„No Brexit, no Brexit“

Chaostage in London: Die Zeichen stehen auf Sturm

Ausland
11.07.2018 06:05

Großbritanniens Kämpfer für die EU sind ein kleiner Haufen, aber dafür lautstark. Mit Megafonen brüllen sie in die Downing Street hinein: „No Brexit, no Brexit!“

Theresa May kann die Dauerbeschallung kaum überhören, auch nicht, als sie den EU-Ratsvorsitzenden Sebastian Kurz in Nummer 10 empfing - in ihrer dunkelsten Stunde. Diese Frau ist durch die Revolte in ihrer Regierung schwer gedemütigt, aber sie hat unheimliche Steherqualitäten. Nichts ist ihr anzumerken, cool geht sie ihren Weg.

May erläuterte Pläne für „weichen Brexit“
Kein Wort darüber, wie sie das weitere Schicksal ihrer Regierung einschätzt. Stattdessen erläuterte sie dem Kanzler im Detail ihren Fahrplan für einen „weichen Brexit“.

Die Zeichen stehen auf Sturm
Dabei stehen die Zeichen auf Sturm - für diese Regierung und für Britannien. Neun Monate vor dem Ausscheiden aus der EU taumelt das Land in einem politischen Tohuwabohu der Stunde der Wahrheit entgegen. Zwei Jahre nach dem Brexit-Votum sind noch gar keine richtigen Verhandlungen mit der EU aufgenommen.

Chaostage in London: Nach der Revolte in ihrer Regierung droht Theresa May die Revolte in ihrer Partei mit den Hardlinern, die einen strikten Bruch mit der EU anstreben. Und die Revolte kann schon in den nächsten Tagen in ein Misstrauensvotum im Parlament münden. Kommen Neuwahlen? Kommt ein Machtwechsel zur Labour-Party, die in der Brexit-Frage ebenfalls gespalten ist?

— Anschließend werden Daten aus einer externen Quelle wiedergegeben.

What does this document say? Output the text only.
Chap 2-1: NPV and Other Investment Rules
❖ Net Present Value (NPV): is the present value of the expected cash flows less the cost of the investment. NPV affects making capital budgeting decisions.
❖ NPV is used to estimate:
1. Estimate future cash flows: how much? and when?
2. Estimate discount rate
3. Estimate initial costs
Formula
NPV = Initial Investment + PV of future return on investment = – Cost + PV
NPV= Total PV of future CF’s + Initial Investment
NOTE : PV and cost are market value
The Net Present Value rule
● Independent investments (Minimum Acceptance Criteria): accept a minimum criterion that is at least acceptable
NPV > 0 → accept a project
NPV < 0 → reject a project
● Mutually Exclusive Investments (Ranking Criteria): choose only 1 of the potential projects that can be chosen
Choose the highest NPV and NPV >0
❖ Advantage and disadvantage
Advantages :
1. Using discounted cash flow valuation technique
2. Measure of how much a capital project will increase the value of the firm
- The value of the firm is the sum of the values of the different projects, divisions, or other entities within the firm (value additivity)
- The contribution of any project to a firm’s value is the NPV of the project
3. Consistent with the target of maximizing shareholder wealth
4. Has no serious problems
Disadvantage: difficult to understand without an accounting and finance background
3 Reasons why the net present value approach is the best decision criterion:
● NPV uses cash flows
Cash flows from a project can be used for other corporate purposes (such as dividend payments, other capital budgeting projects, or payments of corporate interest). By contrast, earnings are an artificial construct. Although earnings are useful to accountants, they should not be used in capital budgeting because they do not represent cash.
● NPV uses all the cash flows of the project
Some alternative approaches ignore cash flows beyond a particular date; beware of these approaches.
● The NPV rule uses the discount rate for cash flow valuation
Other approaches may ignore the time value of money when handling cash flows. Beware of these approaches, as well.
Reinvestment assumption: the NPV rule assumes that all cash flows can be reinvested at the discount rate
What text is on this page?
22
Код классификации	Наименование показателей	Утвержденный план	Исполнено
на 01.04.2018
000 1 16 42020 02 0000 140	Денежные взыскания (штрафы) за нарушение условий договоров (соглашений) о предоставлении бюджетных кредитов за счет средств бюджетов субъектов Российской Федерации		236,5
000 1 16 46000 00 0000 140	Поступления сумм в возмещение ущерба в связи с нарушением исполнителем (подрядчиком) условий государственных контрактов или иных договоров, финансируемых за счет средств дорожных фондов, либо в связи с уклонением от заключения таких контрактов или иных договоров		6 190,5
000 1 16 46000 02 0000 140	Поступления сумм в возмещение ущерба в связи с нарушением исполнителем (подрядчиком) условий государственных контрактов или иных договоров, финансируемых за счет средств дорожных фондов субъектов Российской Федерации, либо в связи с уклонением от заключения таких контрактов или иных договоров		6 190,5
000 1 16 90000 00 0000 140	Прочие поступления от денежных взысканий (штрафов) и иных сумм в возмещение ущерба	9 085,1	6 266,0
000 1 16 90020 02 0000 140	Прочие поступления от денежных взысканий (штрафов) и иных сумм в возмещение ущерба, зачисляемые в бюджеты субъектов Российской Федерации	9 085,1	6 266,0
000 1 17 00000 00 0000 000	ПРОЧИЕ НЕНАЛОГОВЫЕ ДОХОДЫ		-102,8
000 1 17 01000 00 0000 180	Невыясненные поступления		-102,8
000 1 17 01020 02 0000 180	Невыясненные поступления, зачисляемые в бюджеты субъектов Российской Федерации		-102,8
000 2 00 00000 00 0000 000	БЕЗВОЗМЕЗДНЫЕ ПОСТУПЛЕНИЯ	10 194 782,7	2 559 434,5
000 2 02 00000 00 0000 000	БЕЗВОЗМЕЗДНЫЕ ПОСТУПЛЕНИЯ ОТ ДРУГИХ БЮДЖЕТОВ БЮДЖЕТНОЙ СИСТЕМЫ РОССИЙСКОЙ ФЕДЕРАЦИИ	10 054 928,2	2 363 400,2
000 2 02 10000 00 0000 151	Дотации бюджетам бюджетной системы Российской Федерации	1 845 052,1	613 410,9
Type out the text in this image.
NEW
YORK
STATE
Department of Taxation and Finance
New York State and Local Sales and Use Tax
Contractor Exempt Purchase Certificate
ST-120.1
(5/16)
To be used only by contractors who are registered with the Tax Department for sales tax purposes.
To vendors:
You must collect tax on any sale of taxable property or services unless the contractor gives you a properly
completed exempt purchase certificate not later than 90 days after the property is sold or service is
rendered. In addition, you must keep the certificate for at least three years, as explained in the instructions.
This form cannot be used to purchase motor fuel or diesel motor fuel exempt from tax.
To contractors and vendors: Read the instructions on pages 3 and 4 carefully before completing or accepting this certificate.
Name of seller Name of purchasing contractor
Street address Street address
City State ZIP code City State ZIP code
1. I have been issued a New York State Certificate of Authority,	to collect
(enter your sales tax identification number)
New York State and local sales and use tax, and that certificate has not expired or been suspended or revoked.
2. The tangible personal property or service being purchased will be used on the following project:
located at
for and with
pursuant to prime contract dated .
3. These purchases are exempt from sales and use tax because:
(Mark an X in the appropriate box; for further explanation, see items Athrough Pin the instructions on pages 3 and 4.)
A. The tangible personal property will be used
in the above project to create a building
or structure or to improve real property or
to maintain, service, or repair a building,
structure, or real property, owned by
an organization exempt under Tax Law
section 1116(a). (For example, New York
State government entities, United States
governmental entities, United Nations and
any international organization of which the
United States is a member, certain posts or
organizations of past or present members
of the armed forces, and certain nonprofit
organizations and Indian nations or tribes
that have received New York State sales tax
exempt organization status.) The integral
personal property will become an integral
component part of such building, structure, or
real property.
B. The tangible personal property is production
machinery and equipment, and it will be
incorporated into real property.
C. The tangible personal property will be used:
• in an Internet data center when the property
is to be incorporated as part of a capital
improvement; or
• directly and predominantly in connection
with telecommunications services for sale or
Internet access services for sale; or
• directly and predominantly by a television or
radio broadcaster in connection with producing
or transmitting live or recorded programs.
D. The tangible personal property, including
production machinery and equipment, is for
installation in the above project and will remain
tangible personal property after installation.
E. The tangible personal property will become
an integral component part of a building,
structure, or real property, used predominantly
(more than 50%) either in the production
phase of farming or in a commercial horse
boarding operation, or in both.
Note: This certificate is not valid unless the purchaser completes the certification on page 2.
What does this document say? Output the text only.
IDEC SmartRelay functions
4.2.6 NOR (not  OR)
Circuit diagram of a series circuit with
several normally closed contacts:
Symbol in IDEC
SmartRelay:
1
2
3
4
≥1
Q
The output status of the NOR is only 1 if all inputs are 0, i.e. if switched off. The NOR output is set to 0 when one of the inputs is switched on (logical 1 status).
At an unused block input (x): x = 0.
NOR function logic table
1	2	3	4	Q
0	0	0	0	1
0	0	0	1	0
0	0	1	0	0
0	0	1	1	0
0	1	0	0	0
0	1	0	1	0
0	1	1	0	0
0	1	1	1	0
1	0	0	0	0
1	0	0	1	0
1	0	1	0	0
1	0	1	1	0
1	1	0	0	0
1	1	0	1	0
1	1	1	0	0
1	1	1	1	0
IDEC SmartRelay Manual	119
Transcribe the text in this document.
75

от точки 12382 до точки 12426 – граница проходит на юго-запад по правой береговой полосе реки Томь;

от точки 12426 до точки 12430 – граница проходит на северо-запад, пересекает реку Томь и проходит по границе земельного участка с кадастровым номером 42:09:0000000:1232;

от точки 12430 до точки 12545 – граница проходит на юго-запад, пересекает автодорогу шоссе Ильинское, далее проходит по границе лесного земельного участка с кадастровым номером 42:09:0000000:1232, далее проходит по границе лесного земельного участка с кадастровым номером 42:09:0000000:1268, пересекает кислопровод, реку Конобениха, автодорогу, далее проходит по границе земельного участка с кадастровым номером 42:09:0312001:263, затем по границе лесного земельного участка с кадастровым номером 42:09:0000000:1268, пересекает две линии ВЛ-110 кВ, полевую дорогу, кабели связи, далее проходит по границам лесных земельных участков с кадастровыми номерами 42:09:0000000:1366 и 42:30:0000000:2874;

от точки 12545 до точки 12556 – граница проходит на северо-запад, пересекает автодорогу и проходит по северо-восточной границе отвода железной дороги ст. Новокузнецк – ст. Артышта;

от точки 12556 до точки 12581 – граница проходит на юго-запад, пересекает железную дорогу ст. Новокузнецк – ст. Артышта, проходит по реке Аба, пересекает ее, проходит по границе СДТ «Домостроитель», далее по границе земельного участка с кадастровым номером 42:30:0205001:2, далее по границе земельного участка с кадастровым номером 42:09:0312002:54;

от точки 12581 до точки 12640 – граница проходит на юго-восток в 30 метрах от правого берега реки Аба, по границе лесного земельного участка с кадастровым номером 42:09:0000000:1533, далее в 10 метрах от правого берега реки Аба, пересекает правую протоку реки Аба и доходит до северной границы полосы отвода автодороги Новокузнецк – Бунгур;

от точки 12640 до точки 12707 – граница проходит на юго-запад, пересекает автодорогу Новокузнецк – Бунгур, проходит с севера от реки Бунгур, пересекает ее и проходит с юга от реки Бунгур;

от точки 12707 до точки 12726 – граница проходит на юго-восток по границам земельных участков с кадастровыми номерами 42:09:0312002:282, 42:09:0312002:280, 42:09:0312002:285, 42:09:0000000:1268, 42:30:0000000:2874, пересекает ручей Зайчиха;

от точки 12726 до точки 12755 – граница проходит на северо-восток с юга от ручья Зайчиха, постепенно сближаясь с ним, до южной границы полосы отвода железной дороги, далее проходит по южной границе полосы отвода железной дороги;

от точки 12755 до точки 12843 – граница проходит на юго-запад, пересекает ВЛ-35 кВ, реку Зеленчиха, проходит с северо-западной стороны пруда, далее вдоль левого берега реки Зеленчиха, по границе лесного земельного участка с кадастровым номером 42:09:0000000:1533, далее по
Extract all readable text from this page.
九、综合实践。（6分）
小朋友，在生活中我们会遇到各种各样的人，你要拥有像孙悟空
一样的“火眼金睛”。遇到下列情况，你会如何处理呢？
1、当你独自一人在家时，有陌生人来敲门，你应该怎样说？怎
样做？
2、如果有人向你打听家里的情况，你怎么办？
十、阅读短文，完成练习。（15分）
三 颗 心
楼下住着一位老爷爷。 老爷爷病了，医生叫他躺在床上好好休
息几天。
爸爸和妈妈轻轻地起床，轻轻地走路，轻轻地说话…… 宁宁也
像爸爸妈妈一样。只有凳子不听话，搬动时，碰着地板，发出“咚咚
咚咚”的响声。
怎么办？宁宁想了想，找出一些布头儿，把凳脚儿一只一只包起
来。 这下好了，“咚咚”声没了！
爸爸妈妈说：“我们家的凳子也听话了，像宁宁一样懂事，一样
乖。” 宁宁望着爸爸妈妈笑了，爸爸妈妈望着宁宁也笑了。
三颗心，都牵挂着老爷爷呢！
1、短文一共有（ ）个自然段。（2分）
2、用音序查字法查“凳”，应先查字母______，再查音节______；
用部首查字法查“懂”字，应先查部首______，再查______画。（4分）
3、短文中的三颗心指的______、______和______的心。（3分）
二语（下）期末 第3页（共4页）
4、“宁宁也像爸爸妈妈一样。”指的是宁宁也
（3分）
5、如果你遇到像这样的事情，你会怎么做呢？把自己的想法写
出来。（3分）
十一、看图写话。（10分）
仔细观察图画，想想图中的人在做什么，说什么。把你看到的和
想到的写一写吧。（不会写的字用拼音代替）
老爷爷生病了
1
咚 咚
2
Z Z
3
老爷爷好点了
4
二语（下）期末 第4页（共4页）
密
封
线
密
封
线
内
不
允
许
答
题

Mit steinernem Gesicht sitzt Theresa May im Unterhaus auf der Regierungsbank, als sei nichts geschehen, während ihr Labour-Chef Jeremy Corbyn, selbst ein EU-Skeptiker, von der anderen Front Bench und mit höhnischer Begleitmusik aus den Reihen der Opposition entgegenschleudert: „Wie kann irgendjemand der Premierministerin zutrauen, einen Deal mit 27 EU-Regierungen zustande zu bringen, wenn sie nicht einmal einen Deal in ihren eigenen Reihen schafft?“

Die Regierungschefin zeigt Entschlossenheit
Zäh und hartnäckig bekundet Theresa May die Entschlossenheit, unbeirrt an ihrem Kompromisskurs festzuhalten, nämlich aus der EU auszutreten, danach aber möglichst eng an die EU anzudocken. Allerdings: Es gibt im Unterhaus keine Mehrheit mehr, für nichts, während die Uhr tickt. Um im Lande Shakespeares die Frage aller Fragen zu stellen: Kommt der Königinnenmord?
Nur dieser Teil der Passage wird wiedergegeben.